There are several cinematography expressions that get overlooked and not celebrated. Shorts sometime unfairly suffer from this “rapid look” and erratic type of attention. This is partly due to the way shorts are often used, more like a training camp before going to make full feature films. However, short films are still a powerful form of art extremely relevant and artistically sound because of the unique combination of strong narrative and the need of synthesis. Short movies cover an important role and cultural function for aspiring cine-entusiasts at all levels. They encompass experimentation and development within their own specific artistic style of “compressed narrative”.
In Italy, when it comes to the problematic of the shorts (“cortometraggio“), they share similar life that ties also into lack of adequate distribution. Perhaps, a feature not unusual in the international panorama though, definitely present in the “bel paese” back garden. Cortometraggi (Shorts) derive the name from the length of the film used (corto), also known as “metraggio”. This, for full length movies, usually amounts to several thousand meters.
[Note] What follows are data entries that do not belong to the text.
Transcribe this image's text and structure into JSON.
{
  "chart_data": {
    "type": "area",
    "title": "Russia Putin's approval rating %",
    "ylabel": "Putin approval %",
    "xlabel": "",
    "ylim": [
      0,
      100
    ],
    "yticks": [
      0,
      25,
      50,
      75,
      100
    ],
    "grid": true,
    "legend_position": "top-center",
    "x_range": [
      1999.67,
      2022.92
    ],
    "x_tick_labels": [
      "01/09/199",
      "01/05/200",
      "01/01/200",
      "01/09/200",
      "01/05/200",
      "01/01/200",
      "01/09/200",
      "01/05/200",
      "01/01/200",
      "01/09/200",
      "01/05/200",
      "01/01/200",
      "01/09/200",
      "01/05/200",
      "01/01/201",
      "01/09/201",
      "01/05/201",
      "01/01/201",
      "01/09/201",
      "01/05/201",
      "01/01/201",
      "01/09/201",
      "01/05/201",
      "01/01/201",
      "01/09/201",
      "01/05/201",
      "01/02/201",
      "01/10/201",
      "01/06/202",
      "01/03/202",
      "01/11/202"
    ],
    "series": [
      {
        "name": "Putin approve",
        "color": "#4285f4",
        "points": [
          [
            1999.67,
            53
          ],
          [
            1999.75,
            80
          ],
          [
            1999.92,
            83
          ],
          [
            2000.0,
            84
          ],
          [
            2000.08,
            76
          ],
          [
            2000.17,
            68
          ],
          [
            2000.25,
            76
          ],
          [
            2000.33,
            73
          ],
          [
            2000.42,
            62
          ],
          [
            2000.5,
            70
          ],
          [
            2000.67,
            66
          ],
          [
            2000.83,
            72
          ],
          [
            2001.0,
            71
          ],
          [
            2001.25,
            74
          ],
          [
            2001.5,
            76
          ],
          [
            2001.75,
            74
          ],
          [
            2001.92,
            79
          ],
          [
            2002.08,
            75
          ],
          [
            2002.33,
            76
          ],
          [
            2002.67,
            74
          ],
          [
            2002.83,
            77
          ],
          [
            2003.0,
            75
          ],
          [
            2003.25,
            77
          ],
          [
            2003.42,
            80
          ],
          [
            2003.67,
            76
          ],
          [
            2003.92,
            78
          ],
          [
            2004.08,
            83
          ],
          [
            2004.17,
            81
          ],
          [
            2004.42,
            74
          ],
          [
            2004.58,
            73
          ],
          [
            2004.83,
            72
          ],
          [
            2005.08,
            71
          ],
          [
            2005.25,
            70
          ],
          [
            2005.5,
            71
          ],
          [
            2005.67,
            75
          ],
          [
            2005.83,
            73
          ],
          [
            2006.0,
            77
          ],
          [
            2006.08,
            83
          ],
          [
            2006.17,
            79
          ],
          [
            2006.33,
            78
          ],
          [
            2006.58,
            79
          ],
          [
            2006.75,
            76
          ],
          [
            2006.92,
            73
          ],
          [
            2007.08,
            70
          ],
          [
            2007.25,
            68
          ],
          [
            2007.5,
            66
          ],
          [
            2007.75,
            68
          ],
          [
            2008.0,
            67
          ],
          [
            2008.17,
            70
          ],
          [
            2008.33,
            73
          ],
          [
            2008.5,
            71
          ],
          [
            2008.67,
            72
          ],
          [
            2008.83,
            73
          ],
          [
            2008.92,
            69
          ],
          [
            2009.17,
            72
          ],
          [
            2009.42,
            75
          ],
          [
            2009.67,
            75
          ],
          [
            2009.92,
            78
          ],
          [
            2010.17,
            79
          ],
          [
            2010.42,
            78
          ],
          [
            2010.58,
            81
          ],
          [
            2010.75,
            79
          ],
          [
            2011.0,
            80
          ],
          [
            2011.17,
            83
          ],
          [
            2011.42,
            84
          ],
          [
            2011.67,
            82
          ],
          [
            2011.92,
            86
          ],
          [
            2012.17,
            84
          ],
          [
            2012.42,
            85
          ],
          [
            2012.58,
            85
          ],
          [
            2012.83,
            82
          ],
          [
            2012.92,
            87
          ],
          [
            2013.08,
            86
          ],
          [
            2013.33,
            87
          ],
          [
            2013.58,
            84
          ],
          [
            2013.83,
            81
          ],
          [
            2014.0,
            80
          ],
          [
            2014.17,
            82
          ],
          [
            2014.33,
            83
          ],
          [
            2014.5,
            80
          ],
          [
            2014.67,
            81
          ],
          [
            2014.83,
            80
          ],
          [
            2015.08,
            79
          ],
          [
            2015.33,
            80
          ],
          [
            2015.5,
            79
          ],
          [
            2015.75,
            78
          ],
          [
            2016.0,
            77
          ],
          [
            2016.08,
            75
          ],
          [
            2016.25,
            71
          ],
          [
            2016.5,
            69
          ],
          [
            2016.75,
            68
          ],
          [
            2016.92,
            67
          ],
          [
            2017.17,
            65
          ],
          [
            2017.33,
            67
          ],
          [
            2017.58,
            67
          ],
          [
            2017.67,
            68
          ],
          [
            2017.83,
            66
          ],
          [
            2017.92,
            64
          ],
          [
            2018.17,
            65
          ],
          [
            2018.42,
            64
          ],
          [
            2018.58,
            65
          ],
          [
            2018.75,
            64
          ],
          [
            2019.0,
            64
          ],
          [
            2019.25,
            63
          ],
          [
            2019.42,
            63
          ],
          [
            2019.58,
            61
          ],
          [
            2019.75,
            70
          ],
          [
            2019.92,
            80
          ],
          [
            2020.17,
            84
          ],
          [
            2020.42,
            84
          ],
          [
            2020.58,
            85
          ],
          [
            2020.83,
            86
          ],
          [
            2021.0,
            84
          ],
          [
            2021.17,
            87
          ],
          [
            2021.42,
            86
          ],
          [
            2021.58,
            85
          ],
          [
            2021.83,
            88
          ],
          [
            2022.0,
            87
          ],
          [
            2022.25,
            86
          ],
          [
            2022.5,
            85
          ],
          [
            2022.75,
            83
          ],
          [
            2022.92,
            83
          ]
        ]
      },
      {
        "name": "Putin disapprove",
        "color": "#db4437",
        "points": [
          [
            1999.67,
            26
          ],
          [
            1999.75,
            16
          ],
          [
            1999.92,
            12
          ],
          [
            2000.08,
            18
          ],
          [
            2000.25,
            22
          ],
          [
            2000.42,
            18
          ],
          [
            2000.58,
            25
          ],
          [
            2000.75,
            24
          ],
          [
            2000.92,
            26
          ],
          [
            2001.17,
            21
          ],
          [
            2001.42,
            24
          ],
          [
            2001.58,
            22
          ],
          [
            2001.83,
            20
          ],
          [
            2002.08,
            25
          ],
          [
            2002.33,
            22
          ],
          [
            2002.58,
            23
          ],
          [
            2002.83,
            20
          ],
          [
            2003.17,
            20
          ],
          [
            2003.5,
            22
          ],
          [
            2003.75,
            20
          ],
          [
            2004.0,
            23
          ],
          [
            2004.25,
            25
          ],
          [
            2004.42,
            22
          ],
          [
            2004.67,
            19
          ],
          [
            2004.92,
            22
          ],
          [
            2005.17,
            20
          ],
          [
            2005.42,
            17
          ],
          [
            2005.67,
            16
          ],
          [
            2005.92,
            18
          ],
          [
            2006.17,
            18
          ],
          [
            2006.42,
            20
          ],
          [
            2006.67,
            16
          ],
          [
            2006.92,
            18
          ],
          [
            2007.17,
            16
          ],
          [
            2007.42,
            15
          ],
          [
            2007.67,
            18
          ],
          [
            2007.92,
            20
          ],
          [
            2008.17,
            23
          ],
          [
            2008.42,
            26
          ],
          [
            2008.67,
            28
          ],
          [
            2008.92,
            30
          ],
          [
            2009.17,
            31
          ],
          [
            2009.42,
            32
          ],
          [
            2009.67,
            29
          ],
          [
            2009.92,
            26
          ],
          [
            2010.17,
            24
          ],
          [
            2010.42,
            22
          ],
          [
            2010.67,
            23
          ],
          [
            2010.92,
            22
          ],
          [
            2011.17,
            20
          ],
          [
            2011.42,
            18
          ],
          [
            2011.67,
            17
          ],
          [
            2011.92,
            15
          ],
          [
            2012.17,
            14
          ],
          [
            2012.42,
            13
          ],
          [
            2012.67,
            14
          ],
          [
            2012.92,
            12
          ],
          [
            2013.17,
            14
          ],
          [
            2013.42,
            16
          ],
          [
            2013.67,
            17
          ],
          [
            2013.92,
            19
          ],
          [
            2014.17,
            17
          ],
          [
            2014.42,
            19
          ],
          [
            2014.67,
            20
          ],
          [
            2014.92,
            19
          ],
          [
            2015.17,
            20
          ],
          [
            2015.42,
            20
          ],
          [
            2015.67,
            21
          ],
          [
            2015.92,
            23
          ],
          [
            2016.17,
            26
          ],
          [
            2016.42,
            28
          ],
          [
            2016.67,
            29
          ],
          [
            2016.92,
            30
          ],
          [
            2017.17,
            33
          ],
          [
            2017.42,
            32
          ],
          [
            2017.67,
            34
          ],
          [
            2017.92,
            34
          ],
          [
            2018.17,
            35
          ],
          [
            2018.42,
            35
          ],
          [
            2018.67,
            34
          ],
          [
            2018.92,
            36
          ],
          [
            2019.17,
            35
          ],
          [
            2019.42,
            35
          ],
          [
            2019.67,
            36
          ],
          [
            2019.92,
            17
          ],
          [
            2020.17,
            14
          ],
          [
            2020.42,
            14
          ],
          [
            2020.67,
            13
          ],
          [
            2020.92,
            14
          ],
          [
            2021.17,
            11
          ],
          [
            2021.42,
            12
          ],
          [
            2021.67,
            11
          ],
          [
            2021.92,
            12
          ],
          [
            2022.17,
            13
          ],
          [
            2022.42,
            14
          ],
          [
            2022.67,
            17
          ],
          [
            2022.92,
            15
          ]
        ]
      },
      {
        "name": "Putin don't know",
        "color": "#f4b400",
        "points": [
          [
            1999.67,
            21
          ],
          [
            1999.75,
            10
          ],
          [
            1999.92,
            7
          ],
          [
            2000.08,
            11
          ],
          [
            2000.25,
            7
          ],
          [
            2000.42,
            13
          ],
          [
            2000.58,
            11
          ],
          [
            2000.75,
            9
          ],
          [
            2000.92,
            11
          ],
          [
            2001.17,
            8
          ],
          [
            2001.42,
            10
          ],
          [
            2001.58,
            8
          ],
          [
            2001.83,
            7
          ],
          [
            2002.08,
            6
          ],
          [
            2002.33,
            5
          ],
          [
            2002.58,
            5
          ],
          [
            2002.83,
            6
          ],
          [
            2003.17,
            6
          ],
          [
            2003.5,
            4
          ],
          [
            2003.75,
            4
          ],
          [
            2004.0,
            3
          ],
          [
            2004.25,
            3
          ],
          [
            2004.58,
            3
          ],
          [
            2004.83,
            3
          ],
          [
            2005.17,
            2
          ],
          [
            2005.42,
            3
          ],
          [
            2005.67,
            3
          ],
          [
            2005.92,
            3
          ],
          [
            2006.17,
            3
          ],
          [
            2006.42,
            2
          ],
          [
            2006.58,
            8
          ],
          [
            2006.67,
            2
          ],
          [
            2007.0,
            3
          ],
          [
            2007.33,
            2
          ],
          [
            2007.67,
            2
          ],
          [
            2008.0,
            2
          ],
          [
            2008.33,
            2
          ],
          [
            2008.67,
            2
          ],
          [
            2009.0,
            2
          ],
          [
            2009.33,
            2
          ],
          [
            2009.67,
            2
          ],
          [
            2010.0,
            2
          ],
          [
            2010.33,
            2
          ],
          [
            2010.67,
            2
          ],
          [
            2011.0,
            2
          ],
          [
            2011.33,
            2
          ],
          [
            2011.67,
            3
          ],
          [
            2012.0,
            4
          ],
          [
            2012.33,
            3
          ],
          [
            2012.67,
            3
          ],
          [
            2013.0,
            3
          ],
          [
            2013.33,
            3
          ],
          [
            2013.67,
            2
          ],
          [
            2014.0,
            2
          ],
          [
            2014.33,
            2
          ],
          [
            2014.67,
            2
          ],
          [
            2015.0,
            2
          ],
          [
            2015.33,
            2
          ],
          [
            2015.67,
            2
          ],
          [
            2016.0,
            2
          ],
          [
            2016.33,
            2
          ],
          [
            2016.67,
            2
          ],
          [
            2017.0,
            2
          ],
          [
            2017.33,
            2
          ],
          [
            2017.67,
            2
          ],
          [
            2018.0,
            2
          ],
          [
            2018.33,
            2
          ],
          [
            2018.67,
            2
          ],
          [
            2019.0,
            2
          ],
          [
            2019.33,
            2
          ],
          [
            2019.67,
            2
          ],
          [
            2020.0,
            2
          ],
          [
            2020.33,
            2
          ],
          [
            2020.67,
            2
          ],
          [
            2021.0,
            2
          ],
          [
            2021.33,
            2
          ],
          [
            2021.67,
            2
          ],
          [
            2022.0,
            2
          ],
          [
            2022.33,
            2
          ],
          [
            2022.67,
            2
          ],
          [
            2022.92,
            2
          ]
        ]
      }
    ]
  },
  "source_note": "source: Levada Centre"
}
Since the 1980s, that can be set as the reference date for Italy’s renovate interest in the production of shorts, several beautiful gems could be picked like: Drimage (1981) filmed by Silvio Soldini, La guerra appena finita (1983) by Francesca Archibugi, Mario Martone’s Dialoghi di Alphaville (1987), Storie metropolitane (1989) by Marco Bechis, Guido Manuli’s Incubus, (1993), Eros Puglielli’s Il pranzo onirico (1996), Racconto d’inverno by Cristina Catalani, Sei quello che mangi (2002) by Stefano Russo, Adele (2005) by Andrea Fazzini, La Preda (2006) by Francesco Apice, Il gioco (2009) by Adriano Giannini.